Çehov’un yarattığı çağrışımlar

“Yeni yıl” bir yığın ritüelin, sonunda hepsi tüketimle noktalanan alışkanlığın yanı sıra birtakım hurafelere de yol açıyor galiba. Onlardan bana zararsız görünen birinin şu çocuksu inanış olduğu söylenebilir: Yeni yılda ilk ne yaparsan, yıl boyunca öyle gider; yılın geri kalan günlerinde de en çok onu ya da ona benzer şeyleri yaparsın.

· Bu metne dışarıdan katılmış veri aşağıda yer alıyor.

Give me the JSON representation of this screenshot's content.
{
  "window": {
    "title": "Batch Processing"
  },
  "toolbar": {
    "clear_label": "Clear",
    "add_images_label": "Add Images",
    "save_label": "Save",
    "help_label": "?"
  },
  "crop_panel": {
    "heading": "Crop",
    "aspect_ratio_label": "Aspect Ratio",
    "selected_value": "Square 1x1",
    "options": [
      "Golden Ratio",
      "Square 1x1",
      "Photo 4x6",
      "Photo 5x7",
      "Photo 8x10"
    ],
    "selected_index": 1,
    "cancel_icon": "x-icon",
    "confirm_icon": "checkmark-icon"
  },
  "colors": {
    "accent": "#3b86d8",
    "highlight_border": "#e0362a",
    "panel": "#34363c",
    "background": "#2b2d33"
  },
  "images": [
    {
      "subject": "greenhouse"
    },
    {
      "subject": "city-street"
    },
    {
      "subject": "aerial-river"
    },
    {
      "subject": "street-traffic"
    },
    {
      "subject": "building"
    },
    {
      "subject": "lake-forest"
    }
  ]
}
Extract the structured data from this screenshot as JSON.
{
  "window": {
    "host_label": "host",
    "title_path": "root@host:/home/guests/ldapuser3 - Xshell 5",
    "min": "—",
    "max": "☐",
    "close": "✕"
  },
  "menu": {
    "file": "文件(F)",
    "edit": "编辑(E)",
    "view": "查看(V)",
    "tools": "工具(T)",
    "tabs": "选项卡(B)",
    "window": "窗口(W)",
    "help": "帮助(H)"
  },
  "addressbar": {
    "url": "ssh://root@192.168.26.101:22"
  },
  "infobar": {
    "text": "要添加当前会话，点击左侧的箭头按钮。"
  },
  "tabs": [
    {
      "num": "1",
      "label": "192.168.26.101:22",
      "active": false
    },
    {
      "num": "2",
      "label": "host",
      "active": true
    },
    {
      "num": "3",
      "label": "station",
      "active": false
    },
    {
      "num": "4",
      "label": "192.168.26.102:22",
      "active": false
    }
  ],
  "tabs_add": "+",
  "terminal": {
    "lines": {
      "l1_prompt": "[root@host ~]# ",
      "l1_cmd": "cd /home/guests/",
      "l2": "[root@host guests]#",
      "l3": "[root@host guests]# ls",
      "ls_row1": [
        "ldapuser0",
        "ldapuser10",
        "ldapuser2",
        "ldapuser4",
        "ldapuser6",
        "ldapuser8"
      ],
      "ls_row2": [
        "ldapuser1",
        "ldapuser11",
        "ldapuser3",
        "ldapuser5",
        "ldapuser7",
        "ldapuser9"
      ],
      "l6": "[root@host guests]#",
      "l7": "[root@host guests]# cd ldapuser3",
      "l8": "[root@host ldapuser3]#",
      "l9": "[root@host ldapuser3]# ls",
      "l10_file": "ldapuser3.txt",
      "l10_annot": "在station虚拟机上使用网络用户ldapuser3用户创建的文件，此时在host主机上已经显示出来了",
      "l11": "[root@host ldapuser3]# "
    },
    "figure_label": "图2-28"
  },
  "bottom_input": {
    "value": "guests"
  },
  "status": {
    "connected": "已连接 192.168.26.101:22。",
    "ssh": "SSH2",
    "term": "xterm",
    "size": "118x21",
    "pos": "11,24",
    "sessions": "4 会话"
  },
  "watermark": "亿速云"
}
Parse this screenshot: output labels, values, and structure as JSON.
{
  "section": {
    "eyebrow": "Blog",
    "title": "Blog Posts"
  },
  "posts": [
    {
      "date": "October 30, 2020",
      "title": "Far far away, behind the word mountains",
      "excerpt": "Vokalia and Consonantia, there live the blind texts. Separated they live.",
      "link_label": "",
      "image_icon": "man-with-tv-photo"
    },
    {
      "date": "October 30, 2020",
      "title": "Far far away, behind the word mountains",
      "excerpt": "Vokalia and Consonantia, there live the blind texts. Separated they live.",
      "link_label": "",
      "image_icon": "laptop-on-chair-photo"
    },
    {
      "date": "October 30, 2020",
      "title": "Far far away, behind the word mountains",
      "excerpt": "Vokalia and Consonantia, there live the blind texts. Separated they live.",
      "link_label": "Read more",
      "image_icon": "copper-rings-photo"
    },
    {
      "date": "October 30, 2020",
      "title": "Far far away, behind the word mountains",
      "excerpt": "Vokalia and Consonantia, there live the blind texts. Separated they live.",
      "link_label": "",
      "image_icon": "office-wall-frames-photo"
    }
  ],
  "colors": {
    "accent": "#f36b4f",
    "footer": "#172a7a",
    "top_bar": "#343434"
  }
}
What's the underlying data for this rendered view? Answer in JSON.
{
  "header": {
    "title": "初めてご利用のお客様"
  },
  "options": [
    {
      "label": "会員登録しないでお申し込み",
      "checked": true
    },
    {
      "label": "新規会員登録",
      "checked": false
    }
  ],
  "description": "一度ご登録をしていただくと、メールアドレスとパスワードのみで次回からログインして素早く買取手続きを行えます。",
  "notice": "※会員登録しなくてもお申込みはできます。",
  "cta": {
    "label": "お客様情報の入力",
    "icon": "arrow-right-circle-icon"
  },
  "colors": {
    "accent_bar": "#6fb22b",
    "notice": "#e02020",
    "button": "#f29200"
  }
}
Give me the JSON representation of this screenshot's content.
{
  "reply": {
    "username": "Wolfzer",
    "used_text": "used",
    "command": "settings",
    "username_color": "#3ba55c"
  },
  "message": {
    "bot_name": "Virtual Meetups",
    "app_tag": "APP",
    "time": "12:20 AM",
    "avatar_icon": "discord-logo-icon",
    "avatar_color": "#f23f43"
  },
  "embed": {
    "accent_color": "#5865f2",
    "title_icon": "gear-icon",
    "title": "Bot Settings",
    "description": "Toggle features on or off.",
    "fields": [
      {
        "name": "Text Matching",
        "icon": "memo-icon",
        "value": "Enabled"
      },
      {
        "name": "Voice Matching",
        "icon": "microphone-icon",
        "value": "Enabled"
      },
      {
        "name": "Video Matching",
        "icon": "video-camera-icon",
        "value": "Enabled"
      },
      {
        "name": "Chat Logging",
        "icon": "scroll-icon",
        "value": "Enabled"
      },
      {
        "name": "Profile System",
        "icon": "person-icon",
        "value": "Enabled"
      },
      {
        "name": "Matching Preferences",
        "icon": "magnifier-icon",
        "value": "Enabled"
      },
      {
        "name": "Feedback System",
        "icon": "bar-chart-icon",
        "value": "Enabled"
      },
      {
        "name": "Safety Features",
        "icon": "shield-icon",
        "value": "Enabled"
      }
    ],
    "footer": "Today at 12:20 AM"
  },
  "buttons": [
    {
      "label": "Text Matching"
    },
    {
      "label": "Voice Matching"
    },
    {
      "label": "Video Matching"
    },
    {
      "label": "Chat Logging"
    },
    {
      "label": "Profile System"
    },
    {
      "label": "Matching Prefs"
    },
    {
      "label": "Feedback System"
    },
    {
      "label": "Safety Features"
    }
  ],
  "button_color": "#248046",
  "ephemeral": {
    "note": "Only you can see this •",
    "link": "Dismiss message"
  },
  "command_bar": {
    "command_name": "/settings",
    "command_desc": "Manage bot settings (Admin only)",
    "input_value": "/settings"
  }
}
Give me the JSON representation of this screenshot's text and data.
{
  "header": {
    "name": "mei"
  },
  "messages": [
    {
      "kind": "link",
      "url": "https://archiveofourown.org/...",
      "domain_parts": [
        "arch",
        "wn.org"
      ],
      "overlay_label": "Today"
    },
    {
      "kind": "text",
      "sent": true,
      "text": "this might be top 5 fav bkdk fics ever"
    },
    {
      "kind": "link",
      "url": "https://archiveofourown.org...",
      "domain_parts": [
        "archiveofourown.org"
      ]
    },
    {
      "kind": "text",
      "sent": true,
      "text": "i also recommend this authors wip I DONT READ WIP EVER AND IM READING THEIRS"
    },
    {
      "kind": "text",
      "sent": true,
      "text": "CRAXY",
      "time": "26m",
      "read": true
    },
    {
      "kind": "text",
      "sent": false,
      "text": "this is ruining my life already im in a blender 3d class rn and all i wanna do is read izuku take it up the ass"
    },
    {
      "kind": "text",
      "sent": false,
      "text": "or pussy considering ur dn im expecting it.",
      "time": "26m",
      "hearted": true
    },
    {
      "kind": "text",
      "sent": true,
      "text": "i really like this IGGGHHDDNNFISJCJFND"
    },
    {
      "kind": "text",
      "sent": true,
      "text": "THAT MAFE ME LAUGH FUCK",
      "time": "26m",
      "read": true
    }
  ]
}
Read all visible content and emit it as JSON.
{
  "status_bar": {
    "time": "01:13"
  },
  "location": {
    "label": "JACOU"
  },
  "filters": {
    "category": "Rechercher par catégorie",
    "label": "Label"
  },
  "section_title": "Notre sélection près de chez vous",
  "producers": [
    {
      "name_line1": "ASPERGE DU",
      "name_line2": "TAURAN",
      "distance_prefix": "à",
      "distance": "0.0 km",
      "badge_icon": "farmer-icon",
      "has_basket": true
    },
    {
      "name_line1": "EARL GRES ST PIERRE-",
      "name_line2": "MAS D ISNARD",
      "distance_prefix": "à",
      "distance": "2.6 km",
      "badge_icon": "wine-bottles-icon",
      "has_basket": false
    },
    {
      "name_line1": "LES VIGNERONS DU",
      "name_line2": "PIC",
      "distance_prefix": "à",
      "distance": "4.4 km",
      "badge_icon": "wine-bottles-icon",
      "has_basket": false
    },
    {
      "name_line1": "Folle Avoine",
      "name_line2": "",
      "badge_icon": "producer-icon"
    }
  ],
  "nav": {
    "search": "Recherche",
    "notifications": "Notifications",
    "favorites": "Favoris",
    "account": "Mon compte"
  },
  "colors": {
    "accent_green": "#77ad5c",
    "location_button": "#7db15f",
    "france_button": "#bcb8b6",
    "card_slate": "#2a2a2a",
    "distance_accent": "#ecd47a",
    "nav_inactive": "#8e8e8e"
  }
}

Bunu biraz düzeltelim ve 1 Ocak gününü hesaba katmayalım; çünkü o gün yapılanlar, genellikle, değişmez: uyumak, uyuklamak, avara kasanak dolaşmak, vb… Öyleyse, 2 Ocak gününü esas alır ve bu hurafeye inanırsak, benim için şu yeni başlamış 2016 iyi bir yıl olacak demektir; çünkü, ilk yaptığım iş Çehov seyretmek oldu.  Üstelik, oyunda rolü olan çok eski bir arkadaşımın konuğu olarak, herhalde biraz da rastlantının katkısıyla, en iyi denebilecek bir yerden, Vanya Dayı’yı izledim.

“En tehlikeli insan, az anlayan, ama çok inanandır.” diyen, bütün yapıp ettiklerini sadece 44 yıl sürmüş ömrüne sığdırabilen, tıp doktorluğunun yanı sıra büyük bir öykücü ve oyun yazarı olan Çehov’un, Çar’ın Gorki’nin Rus Bilimler Akademisi üyeliğini onaylamaması üzerine onursal üyesi olduğu bu kurumdan ayrıldığı biliniyor.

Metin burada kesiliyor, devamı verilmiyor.